Los Miserables

Autor: Víctor Hugo

Primera Parte: Fantine

Libro Segundo

La caída

Cap III : Por la noche tras un día de caminata.

Se abrió la puerta.

Se abrió deprisa, de par en par, como si alguien la empujase de forma enérgica y resuelta.

Entró un hombre.

Ya conocemos a ese hombre. Es el viajero que vimos antes vagar de un lado a otro buscando cobijo.

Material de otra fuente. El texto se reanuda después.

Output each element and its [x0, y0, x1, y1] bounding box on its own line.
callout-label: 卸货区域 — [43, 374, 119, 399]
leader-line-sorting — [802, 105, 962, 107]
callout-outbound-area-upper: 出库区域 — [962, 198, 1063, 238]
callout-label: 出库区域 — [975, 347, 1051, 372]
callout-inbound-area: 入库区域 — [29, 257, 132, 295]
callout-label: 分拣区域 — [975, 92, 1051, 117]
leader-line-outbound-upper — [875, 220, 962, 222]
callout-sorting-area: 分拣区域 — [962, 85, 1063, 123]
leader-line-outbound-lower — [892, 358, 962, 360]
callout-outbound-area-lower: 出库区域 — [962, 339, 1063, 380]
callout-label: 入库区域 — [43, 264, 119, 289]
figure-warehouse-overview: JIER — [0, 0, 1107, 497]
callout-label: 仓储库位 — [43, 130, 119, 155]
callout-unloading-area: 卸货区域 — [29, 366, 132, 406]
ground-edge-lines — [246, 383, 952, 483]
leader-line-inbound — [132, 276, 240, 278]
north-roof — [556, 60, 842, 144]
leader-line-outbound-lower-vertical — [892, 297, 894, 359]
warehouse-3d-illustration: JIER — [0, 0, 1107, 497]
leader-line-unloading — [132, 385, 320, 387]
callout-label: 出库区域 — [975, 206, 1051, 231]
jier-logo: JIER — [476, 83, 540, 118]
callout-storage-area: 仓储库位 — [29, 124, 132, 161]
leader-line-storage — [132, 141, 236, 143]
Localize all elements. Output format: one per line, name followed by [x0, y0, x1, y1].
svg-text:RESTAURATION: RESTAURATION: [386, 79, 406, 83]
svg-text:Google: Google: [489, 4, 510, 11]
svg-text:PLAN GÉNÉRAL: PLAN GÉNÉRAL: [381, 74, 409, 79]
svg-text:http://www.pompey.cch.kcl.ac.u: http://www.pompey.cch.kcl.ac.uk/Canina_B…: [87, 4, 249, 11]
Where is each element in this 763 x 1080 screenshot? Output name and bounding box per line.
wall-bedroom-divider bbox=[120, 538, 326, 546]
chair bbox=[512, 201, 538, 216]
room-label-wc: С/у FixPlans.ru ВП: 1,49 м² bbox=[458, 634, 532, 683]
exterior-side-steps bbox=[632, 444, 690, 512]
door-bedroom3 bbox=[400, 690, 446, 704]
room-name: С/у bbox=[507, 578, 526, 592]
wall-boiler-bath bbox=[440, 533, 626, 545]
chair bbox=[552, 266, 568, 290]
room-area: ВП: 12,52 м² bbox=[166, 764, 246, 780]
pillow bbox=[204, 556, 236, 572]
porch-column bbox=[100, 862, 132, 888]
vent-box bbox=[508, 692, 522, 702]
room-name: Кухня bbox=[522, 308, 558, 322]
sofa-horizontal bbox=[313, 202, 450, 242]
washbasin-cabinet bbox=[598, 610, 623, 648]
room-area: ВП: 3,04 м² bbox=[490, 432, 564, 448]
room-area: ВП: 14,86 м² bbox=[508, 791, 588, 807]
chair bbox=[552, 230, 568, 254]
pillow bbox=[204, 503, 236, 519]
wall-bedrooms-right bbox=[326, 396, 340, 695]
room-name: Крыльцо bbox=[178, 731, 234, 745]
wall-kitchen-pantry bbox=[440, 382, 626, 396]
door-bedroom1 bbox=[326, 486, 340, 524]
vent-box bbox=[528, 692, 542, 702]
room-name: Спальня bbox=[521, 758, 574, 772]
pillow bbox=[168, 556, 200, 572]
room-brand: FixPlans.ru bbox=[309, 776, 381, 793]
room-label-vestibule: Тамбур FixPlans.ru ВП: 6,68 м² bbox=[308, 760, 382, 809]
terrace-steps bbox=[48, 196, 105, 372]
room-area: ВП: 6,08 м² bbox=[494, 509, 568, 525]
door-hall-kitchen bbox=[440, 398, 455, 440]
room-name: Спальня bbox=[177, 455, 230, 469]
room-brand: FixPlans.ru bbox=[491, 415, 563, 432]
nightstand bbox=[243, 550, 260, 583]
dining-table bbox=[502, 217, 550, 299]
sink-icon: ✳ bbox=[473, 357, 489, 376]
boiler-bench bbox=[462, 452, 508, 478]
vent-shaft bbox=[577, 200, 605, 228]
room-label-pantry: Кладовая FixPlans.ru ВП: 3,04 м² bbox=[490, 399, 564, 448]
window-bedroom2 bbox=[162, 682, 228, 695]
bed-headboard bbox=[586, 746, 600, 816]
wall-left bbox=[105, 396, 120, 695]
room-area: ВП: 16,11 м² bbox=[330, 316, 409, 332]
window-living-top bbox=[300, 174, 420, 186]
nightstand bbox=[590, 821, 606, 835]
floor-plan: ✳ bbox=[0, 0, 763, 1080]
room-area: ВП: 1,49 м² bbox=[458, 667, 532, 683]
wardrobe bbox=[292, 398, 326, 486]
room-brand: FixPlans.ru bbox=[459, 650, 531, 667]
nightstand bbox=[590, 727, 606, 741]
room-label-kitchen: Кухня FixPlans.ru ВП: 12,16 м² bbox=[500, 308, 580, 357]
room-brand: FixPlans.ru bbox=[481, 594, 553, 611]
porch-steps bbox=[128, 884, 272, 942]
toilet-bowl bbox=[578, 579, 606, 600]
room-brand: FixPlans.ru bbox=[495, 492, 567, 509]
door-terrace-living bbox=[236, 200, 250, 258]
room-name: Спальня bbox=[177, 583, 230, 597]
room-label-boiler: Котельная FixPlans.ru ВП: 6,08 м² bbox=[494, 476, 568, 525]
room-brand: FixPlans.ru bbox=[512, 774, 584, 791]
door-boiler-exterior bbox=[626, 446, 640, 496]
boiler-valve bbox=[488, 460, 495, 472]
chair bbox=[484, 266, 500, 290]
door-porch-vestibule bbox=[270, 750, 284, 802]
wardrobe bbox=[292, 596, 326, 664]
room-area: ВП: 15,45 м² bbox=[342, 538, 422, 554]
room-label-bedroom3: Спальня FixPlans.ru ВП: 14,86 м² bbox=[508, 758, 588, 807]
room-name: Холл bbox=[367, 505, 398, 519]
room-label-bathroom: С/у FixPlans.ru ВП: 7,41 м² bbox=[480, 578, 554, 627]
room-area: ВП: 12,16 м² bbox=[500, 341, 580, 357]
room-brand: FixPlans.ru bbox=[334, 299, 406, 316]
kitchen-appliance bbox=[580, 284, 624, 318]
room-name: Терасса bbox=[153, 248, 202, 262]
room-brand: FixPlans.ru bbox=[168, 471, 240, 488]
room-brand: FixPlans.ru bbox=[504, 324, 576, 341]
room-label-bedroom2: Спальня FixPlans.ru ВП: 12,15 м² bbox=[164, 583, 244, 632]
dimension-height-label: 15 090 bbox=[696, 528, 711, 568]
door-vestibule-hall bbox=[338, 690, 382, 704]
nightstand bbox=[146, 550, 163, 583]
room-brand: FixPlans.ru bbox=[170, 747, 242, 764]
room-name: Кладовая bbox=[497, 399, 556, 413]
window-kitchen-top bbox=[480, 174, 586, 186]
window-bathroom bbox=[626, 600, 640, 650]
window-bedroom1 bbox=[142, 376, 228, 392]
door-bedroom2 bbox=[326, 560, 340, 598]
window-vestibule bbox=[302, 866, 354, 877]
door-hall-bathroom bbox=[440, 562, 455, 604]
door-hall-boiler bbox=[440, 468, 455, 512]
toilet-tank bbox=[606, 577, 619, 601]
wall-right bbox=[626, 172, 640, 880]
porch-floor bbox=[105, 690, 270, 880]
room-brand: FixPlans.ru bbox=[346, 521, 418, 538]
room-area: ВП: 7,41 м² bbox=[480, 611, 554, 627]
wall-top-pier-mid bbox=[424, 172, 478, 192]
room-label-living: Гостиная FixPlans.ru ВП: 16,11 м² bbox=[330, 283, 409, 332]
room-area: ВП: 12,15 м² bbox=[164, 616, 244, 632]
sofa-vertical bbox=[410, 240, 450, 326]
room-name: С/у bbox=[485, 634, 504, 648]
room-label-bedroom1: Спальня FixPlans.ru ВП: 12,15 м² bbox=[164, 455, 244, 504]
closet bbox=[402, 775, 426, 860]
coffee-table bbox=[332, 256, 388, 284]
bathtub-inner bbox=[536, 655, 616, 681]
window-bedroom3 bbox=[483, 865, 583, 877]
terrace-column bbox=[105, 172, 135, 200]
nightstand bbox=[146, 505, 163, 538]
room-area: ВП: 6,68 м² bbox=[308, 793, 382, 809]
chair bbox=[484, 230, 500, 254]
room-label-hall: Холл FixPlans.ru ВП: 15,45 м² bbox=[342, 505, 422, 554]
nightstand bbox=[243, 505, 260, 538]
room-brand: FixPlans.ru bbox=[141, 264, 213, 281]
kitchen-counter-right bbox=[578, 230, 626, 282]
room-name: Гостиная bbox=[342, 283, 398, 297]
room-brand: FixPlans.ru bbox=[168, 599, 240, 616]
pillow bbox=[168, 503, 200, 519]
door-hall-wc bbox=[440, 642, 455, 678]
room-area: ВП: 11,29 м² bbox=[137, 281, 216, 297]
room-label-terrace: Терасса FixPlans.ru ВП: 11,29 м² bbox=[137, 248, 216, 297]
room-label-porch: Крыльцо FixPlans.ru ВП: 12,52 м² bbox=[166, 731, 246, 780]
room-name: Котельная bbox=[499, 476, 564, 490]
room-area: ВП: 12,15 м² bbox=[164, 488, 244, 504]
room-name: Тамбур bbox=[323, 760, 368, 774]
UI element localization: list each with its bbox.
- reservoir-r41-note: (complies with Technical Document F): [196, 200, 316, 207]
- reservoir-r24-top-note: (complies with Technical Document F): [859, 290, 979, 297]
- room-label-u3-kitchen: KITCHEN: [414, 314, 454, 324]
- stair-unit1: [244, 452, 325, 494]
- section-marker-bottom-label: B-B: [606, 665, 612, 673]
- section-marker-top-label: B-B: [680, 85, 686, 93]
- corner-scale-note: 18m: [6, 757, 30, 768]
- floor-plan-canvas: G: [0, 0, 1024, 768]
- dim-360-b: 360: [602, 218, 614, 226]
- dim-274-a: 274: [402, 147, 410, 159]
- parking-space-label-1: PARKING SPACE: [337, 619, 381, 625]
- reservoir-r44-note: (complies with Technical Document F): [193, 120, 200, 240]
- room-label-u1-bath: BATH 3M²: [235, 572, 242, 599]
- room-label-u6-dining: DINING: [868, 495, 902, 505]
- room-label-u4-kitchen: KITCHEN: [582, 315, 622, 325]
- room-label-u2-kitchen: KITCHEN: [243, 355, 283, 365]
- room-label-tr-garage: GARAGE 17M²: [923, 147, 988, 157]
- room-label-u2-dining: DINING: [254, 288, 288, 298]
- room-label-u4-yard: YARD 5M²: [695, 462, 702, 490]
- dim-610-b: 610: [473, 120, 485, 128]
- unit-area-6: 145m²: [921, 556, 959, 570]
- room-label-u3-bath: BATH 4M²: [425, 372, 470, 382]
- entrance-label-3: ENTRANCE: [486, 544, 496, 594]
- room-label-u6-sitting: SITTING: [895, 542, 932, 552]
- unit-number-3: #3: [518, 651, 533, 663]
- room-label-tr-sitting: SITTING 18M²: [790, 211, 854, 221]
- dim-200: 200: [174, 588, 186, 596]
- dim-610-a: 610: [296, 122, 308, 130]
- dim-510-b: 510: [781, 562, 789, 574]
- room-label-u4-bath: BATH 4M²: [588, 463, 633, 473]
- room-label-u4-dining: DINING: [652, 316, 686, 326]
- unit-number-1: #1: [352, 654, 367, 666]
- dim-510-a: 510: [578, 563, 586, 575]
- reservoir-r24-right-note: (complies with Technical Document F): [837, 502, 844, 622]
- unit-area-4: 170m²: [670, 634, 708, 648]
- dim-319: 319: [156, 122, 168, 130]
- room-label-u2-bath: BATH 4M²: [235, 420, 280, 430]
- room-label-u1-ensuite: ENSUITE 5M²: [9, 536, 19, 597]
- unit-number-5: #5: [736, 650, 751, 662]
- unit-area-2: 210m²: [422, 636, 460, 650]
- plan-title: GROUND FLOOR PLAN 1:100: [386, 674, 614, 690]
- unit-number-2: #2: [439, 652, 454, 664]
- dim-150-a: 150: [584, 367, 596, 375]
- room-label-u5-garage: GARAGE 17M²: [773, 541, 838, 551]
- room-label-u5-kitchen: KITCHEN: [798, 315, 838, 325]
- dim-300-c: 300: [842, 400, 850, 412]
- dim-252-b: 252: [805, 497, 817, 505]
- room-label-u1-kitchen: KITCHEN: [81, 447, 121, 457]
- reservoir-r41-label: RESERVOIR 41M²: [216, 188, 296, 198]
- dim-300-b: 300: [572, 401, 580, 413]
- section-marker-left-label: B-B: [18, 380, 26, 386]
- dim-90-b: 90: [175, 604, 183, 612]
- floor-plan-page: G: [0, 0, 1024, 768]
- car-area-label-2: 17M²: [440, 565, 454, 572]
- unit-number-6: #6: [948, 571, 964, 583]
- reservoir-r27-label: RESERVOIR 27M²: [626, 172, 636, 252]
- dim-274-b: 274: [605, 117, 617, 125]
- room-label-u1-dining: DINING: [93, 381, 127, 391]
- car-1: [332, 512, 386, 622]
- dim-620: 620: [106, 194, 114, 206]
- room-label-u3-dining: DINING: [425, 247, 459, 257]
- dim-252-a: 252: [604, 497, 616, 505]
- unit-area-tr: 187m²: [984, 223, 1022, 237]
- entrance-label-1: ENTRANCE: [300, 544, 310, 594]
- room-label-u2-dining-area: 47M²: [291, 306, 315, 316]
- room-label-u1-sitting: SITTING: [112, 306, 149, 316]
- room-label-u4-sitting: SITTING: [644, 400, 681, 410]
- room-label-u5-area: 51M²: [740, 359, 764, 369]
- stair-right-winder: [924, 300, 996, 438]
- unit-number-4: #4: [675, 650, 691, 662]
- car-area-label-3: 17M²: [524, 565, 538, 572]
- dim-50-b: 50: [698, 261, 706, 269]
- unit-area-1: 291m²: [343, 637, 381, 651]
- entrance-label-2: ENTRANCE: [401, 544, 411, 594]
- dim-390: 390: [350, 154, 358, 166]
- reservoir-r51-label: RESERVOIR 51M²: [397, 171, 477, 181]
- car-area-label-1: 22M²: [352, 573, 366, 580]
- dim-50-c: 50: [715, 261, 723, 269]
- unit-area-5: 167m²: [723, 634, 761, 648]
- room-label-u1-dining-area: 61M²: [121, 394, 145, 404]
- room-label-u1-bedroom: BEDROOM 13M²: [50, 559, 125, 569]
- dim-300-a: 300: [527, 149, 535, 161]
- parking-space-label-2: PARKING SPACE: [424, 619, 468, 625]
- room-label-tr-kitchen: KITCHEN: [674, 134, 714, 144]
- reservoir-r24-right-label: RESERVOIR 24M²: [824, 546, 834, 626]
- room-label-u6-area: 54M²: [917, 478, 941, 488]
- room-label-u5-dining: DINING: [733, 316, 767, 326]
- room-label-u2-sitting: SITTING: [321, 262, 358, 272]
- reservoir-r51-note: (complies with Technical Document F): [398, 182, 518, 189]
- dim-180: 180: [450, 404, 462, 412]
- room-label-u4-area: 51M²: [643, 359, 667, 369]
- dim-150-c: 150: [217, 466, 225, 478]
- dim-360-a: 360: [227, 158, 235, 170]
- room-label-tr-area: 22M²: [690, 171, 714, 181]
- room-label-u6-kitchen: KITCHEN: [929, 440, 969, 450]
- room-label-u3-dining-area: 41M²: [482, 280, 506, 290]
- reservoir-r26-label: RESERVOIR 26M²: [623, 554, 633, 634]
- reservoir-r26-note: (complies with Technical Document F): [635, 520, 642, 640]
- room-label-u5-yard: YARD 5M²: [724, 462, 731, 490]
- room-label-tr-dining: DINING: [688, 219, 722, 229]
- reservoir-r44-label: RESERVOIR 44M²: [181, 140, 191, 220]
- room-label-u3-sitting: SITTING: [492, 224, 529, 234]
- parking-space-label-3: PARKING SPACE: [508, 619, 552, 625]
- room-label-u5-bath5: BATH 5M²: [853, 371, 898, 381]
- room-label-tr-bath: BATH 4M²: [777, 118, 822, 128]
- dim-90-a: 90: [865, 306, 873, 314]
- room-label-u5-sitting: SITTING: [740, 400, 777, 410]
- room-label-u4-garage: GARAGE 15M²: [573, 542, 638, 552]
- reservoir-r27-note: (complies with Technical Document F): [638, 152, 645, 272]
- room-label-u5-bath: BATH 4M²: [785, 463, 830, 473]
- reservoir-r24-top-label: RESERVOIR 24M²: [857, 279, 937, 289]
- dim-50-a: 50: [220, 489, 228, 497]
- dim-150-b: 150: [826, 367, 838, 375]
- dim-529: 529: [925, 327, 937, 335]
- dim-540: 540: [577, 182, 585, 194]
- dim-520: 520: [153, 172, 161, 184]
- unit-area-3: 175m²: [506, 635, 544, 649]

Entró, dio un paso y se detuvo, dejando la puerta abierta a su espalda. Llevaba el macuto al hombro, el bastón en la mano y una expresión ruda, atrevida, cansada y violenta en los ojos. El fuego de la chimenea lo iluminaba. Era repulsivo. Era una aparición siniestra.

La señora Magloire no tuvo ni fuerzas para gritar. Dio un respingo y se quedó con la boca abierta.

La señorita Baptistine se volvió, vio al hombre que entraba y, del susto, se incorporó a medias; luego, volviendo poco a poco otra vez la cabeza hacia la chimenea, empezó a mirar a su hermano y otra vez tuvo en el rostro una expresión sosegada y serena.

El obispo tenía clavada en el hombre una mirada tranquila.

Cuando estaba abriendo la boca para preguntarle al recién llegado qué deseaba, el hombre apoyó las dos manos a un tiempo en el bastón, paseó los ojos, por turnos, por el anciano y por las mujeres y, sin esperar a que hablase el obispo, dijo con voz fuerte:

—Esto es lo que hay. Me llamo Jean Valjean. Soy un presidiario. He pasado diecinueve años en presidio. Me soltaron hace cuatro días y voy de camino para Pontarlier, que es mi punto de destino. Llevo cuatro días andando desde Tolón. Hoy he hecho doce leguas a pie. Esta noche, al llegar a esta comarca, fui a una posada de donde me echaron porque había enseñado el pasaporte amarillo en el ayuntamiento. No me quedaba más remedio. Fui a otra posada. Me dijeron: «¡Vete!». Fui de casa en casa. Nadie me quiso. Fui a la cárcel y el portero no me abrió. Me metí en la caseta de un perro. El perro me mordió y me echó, igual que si fuera un hombre. Me fui al campo, a dormir al raso. El cielo no estaba raso. Pensé que iba a llover y que no había un Dios que impidiese que lloviera y me volví a la ciudad para buscar el hueco de una puerta. Ahí, en la plaza, iba a dormir encima de una piedra; una buena mujer me indicó su casa y me dijo: llama ahí. He llamado. ¿Dónde estoy? ¿Es una posada? Llevo dinero, la masita. Ciento nueve francos con setenta y cinco céntimos que me gané en presidio con mi trabajo de diecinueve años. Pagaré. No me importa. Tengo dinero. Estoy muy cansado, doce leguas a pie, tengo mucha hambre. ¿Me deja que me quede?

—Señora Magloire —dijo el obispo—, ponga otro cubierto.

El hombre dio tres pasos y se acercó a la lámpara que estaba encima de la mesa:

—Mire —siguió diciendo, como si no hubiese entendido bien—, no es eso. ¿Me ha oído? Soy un presidiario. Un forzado. Vengo de presidio —se sacó del bolsillo una hoja grande de papel amarillo y la desdobló—. Aquí tiene mi pasaporte. Amarillo, ya lo ve. Sirve para que me echen de todos los sitios adonde voy. ¿Quiere leerlo? Yo sé leer. Aprendí en presidio. Hay una escuela para los que quieran. Mire, esto han puesto en el pasaporte: «Jean Valjean, presidiario con la pena cumplida, nacido en…», eso a usted le da lo mismo… «ha estado diecinueve años en presidio. Cinco años por robo con fractura. Catorce años por haber intentado escaparse cuatro veces. Es un hombre muy peligroso». Ahí lo tiene. Todo el mundo me ha echado. ¿Usted quiere aceptarme? ¿Esto es una posada? ¿Quiere darme de comer y un sitio para dormir? ¿Tiene una cuadra?

—Señora Magloire —dijo el obispo—, ponga sábanas blancas en la cama de la alcoba.